GNOME 3 Launch Party in Prague

In January, Jiří Eischmann started organizing the GNOME 3 Launch Party in the Czech Republic, with the obvious goal to celebrate the major release of GNOME 3, to promote and talk about the next generation of the GNOME Desktop in front of the Czech audience interested in FLOSS and technology generally.

A rather informal event in its form, organized by the Czech Translation Team, will be hosted on Saturday, April 9, 2011, at the Student Facilities in Strahov (Strahov Dormitory Campus), Block 7, Prague (Areál kolejí Strahov, blok 7, Praha 6). See Google Maps.

We will start at 15:00 with the following talks:

  • Tomáš Bžatek & Tomeu Vizoso: GNOME 3 from users’ and developers’ perspective
  • Vojtěch Trefný: Unity as an alternative way
  • André Klapper: Release and bug management in GNOME (in English)
  • Petr Kovář: Czech localization

Visitors will be offered fresh Live USB Images running GNOME 3 based on Fedora. After the conference part (around 19:00), there will be a social event/informal meeting in a near pub.

There may be some further news from organizers regarding this event, so follow the appropriate Czech GNOME 3 Launch Party page, or this blog.

Come to visit us and join the GNOME 3 fun in Prague!

GNOME 3 Poster

Czech GNOME LUG nonsuccess

A member of the Czech GNOME community once had a promising idea to strengthen and organize user community in our country (and possibly also counting in people from the neighboring Slovakia) at a common place where interested visitors could find various information on the GNOME Project, and on what could be called as a GNOME software ecosystem, on its developers and, in particular, end users. This all provided in their local language, and considering needs and concerns of the local user group. It was nothing new, after all, we knew about similar local groups that have been very active in, e.g., Asia or Hispanic world.

But contrary to the vital successful ones, the Czech group (or what was meant to be the Czech group) soon showed its limits. I assume that this GNOME LUG attempt failed mainly due to the quantitative factor: in a country with 10 million people, the FLOSS community may be seen as strong and vital enough, probably thanks in part to a distinct tradition of higher technical education (in the country that has been continuously attracting many ICT businesses from 90s on, including those well-known in the FLOSS world), but in the end, it showed that it’s not enough for an enthusiastic individual or a handful of people with interest in a minority software to be able to form an organized group.
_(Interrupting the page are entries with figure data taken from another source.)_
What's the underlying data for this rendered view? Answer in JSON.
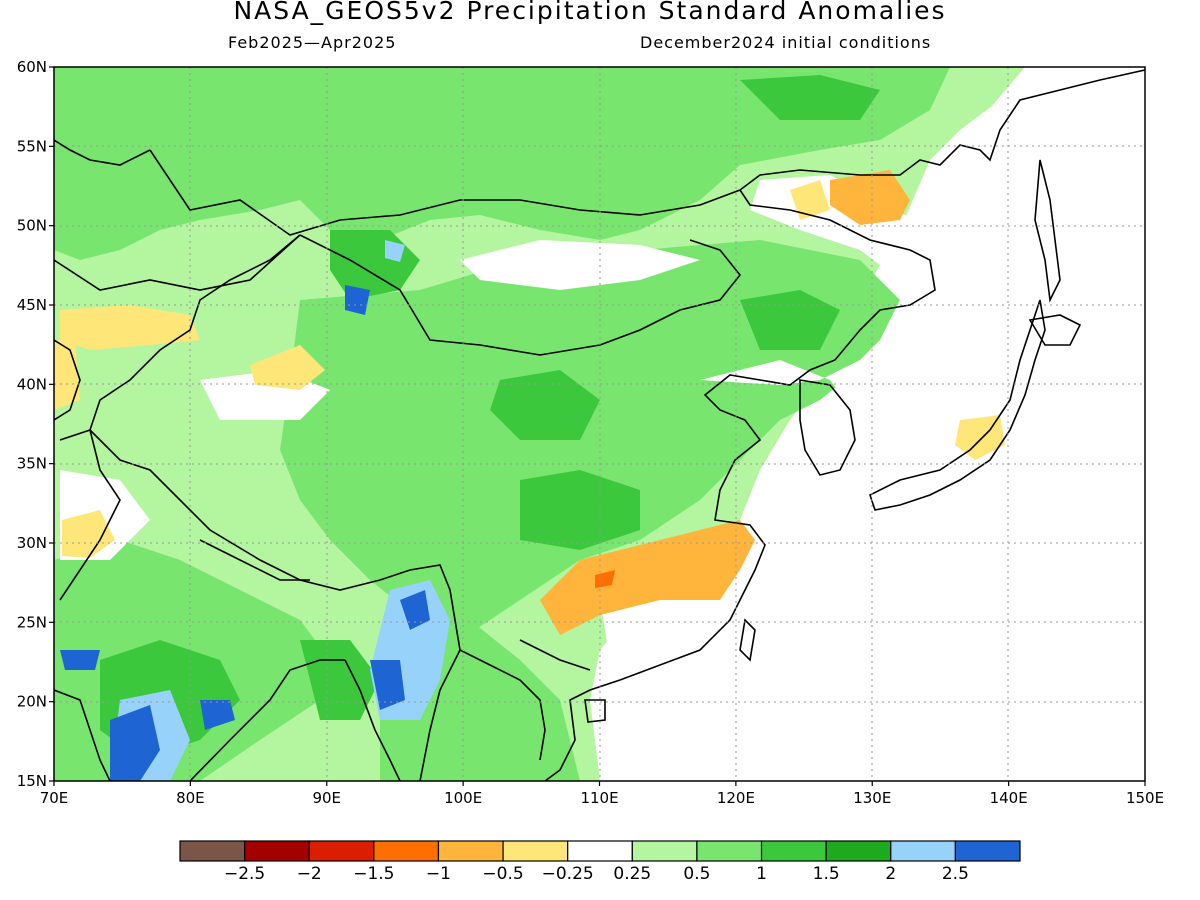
{
  "title": "NASA_GEOS5v2 Precipitation Standard Anomalies",
  "subtitle_left": "Feb2025—Apr2025",
  "subtitle_right": "December2024 initial conditions",
  "map": {
    "lon_range": [
      70,
      150
    ],
    "lat_range": [
      15,
      60
    ],
    "lon_ticks": [
      "70E",
      "80E",
      "90E",
      "100E",
      "110E",
      "120E",
      "130E",
      "140E",
      "150E"
    ],
    "lat_ticks": [
      "15N",
      "20N",
      "25N",
      "30N",
      "35N",
      "40N",
      "45N",
      "50N",
      "55N",
      "60N"
    ],
    "gridlines": true
  },
  "colorbar": {
    "colors": [
      "#7b5548",
      "#a50000",
      "#dc1e00",
      "#ff6e00",
      "#ffb43c",
      "#ffe678",
      "#ffffff",
      "#b4f5a0",
      "#78e66e",
      "#3cc83c",
      "#1eaa1e",
      "#96d2fa",
      "#1e64d2"
    ],
    "labels": [
      "−2.5",
      "−2",
      "−1.5",
      "−1",
      "−0.5",
      "−0.25",
      "0.25",
      "0.5",
      "1",
      "1.5",
      "2",
      "2.5"
    ]
  }
}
Instead of that, Czech and Slovak people who want to read or communicate about FLOSS tend to frequent two or three major Czech FLOSS-oriented websites with a standard set of social networking services. In addition to that, the only viable FLOSS websites beside the major ones are those aimed at “downstream” projects, i.e. distributions, operating systems or productivity software end-user support. This might be a significant drawback for upstream and much more “generic” projects like GNOME in general: users are aware of the distribution they are running, but they don’t know much about exactly what desktop environment they use. Nor they seem to care that much, after all.
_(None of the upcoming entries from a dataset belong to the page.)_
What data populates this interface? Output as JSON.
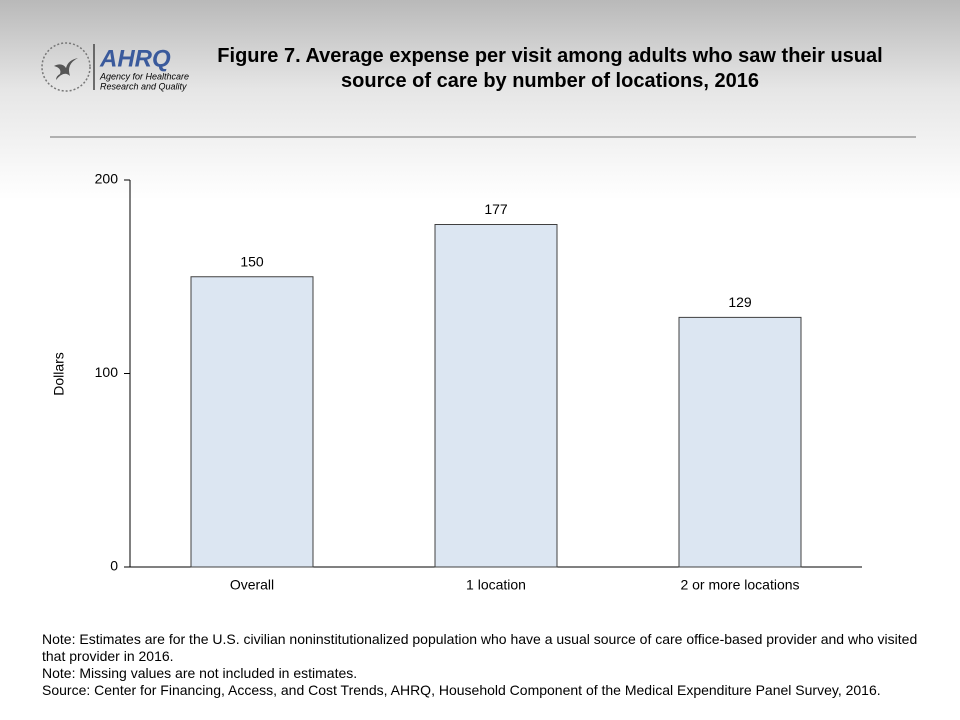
{
  "logo": {
    "name": "AHRQ",
    "tagline": [
      "Agency for Healthcare",
      "Research and Quality"
    ]
  },
  "chart_data": {
    "type": "bar",
    "title": "Figure 7. Average expense per visit among adults who saw their usual source of care by number of locations, 2016",
    "y_label": "Dollars",
    "categories": [
      "Overall",
      "1 location",
      "2 or more locations"
    ],
    "values": [
      150,
      177,
      129
    ],
    "color": "#dce6f2",
    "ylim": [
      0,
      200
    ],
    "yticks": [
      0,
      100,
      200
    ],
    "grid": false
  },
  "notes": [
    "Note: Estimates are for the U.S. civilian noninstitutionalized population who have a usual source of care office-based provider and who visited that provider in 2016.",
    "Note: Missing values are not included in estimates.",
    "Source: Center for Financing, Access, and Cost Trends, AHRQ, Household Component of the Medical Expenditure Panel Survey, 2016."
  ]
}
So to make long story short, we had (and still have, for what it’s worth) a LUG-supporting website, but we quickly learned that such a website is merely unable to attract its potential users. That being said, for our Czech case, it wasn’t very helpful, either, that the project was planned and realized more or less as a one-man-show, with its primary and sole author not allowing website visitors to actively participate on and contributing to website content, thus making it hardly interactive, making it less like what many call Web 2.0 nowadays.

The author was ultimately able to work on the website for less than a year, from Summer 2008 to April 2009, with the last published news commenting the GNOME 2.26 release. Since then, the website has been dead as in never coming back.